The debt buildup continues to melt up, with another $483B in “stimulus” heading somewhere, after the previous $2T. And there will be more–count on it. And that doesn’t include the Fed’s monetary “whatever it takes” policy of buying bonds and other assets, to include state and local government debt. Fed assets are up over $2.5T in just 7 weeks. These are indeed desperate times, but not equally for everybody. If you are a federal government worker (or other recipient of a federal check), you have been inconvenienced, but there is virtually zero threat to your livelihood. The private sector, however, is being squeezed like never before. Ostensibly this stimulus is to help those private businesses survive until we are allowed to reopen, as well as help states/localities with expenses as their tax base shrivels. And many are lining up to the trough, both government and bigger business than should (although many are being publicly shamed now and returning the loans meant for small business). Nobody has a real clue where this will end, except that we’ll be much deeper in debt.
That is difficult because we’re starting from a position of what I call the “actuarial end game” over the next decade and beyond, with trillion dollar annual budget deficits scheduled regardless of tax policy and president*, if we do not do something with scheduled benefits. And this current economic shutdown will just draw the end down sooner. How much sooner? Who knows. A common retort to people like myself is that, hey, Japan has a Debt/GDP ratio much higher than ours. So the U.S. can handle it. I think it all depends on what you mean by “handling it.” In all economic history (or at least the last eight centuries), governments do the same thing, they default or debauch (inflate) their debt away. I see no way for the US to escape this trend. This all arises because a fundamental weakness of our human flesh: we want something for nothing. The political corollary is that we want something that someone else will pay for. And then the ideological corollary is that we have rights to some things that others must provide for us. Yet my understanding of the Biblical model is just the opposite: we work to produce so that we might have resources to share with others. Rather than demanding our rights, we are called to surrender our rights. But it is foolish to expect Biblical values to rise to the top of this secular age, so we will do as all other nations do–we will default, and our mechanism of choice will be to debauch our currency.
There is a lot of discussion on bailing out states ongoing, which we may hit another day, yet I want to focus briefly on the broader issue of bailouts vs. bankruptcy. We have gotten to the point that bankruptcy, at least when there is a crisis, is not allowed. Especially if you’re big. And really especially if you’re politically connected. But the economic fact is that whether you bailout or go through bankruptcy, someone is going to receive less than they were promised. Bailouts simply take the loss and apply it to future generations of taxpayers–taxpayers who have practically no voice in this process, and who certainly didn’t do anything to cause any particular loss. In contrast, bankruptcy applies the loss much more appropriately to those who were responsible to ensure it didn’t happen in the first place–the owners (often shareholders) and the debt holders. But we can’t just let them fail can we? They are too important! Dirty little secret: if we let Boeing fail, there will still be planes manufactured in the future. Probably with many of the same workers, and much of it likely in the same location. Just not with the same owners, and not with the same union wages. Maybe not the Boeing moniker. Markets are all about profit and loss–by bailing out the losers you are taking away capital from those who behaved well and give it to those who were unwise in their use of capital. Bailouts leave in place the ownership that at least did not prepare well enough for the mess in the first place.

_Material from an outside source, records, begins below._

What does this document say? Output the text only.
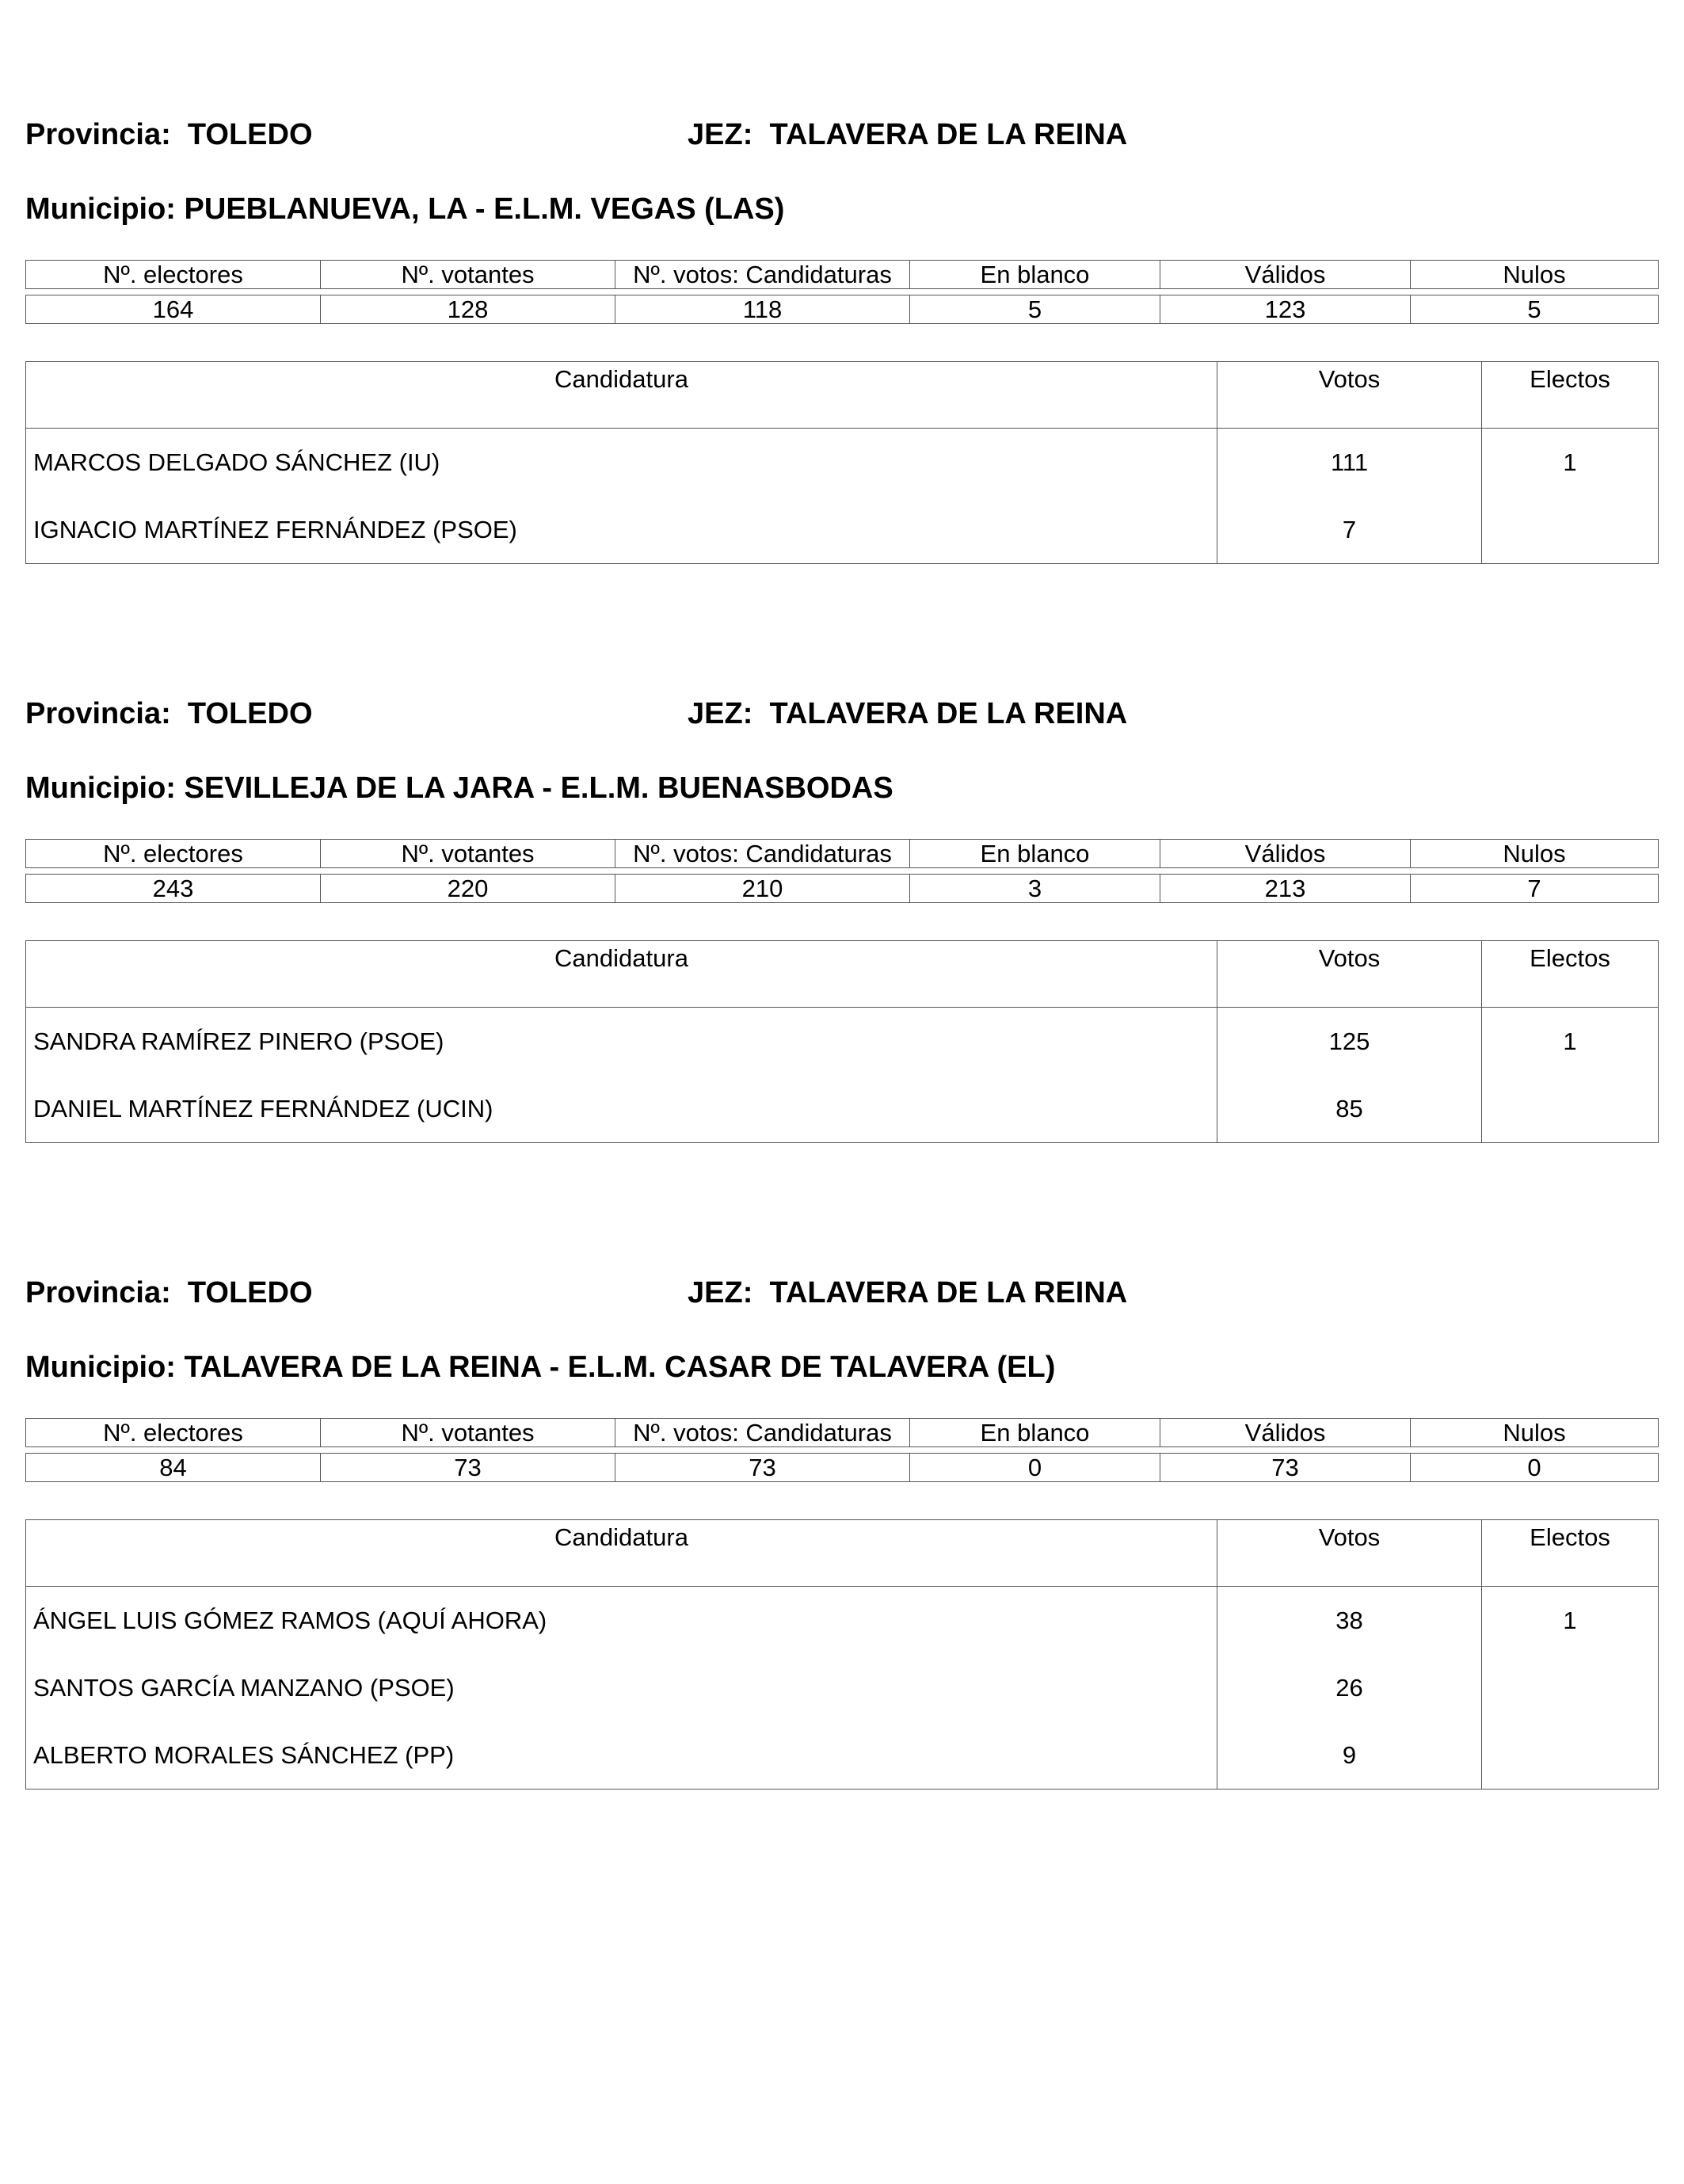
Provincia: TOLEDO	JEZ: TALAVERA DE LA REINA
Municipio: PUEBLANUEVA, LA - E.L.M. VEGAS (LAS)
Nº. electores	Nº. votantes	Nº. votos: Candidaturas	En blanco	Válidos	Nulos

164	128	118	5	123	5
Candidatura	Votos	Electos
MARCOS DELGADO SÁNCHEZ (IU)	111	1
IGNACIO MARTÍNEZ FERNÁNDEZ (PSOE)	7	
Provincia: TOLEDO	JEZ: TALAVERA DE LA REINA
Municipio: SEVILLEJA DE LA JARA - E.L.M. BUENASBODAS
Nº. electores	Nº. votantes	Nº. votos: Candidaturas	En blanco	Válidos	Nulos

243	220	210	3	213	7
Candidatura	Votos	Electos
SANDRA RAMÍREZ PINERO (PSOE)	125	1
DANIEL MARTÍNEZ FERNÁNDEZ (UCIN)	85	
Provincia: TOLEDO	JEZ: TALAVERA DE LA REINA
Municipio: TALAVERA DE LA REINA - E.L.M. CASAR DE TALAVERA (EL)
Nº. electores	Nº. votantes	Nº. votos: Candidaturas	En blanco	Válidos	Nulos

84	73	73	0	73	0
Candidatura	Votos	Electos
ÁNGEL LUIS GÓMEZ RAMOS (AQUÍ AHORA)	38	1
SANTOS GARCÍA MANZANO (PSOE)	26	
ALBERTO MORALES SÁNCHEZ (PP)	9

Obviously that general reality has to be adjusted in the wake of the coronavirus. There is a difference in how I think about a bailout of say, Boeing, which is suffering from both falling airline traffic and its 737 MAX fiasco, and a business that is being ordered to close on behalf of public safety. Bailing out the latter seems to me to be more akin to the Fifth Amendment’s just compensation when taking private property–when you’ve denied a business the right to operate. It’s a legitimate social goal (reducing the spread of pandemic) but then the cost should be borne socially, or at least some of the cost. I’m sympathetic to this line of thinking. Some will say that businesses should have had more of a nest egg ready (certainly the harsh critics of stock buy-backs say this). I’m sympathetic to this too, when the issue is slow sales–just less sympathetic when this is due to forced shut down, especially when we’re not talking a week or two. I was listening to one businessman say to the effect that any well run business ought to be able to last a month without revenue–if they couldn’t, they had underlying problems anyway. Two months gets really to the bone, and almost nobody can survive three months. Well, we’re heading well into the two months now and shortly into three. I think it’s time to phase in the reopening.
* Sure you could make a dent in it with different tax policies. But only a dent. For the last 75 years we’ve roughly averaged 18% of GDP in tax revenue regardless of the highest marginal tax rates ranging from 91% to 28%. Fiddling with the rates doesn’t appreciably solve this problem. Especially when spending is scheduled to go north of 25% of GDP w/baby boomer retirements over the next decade. The only cure on the tax side to support this level of spending is taxing the poor and the middle class more, like Europe does, through a Value Added Tax (VAT).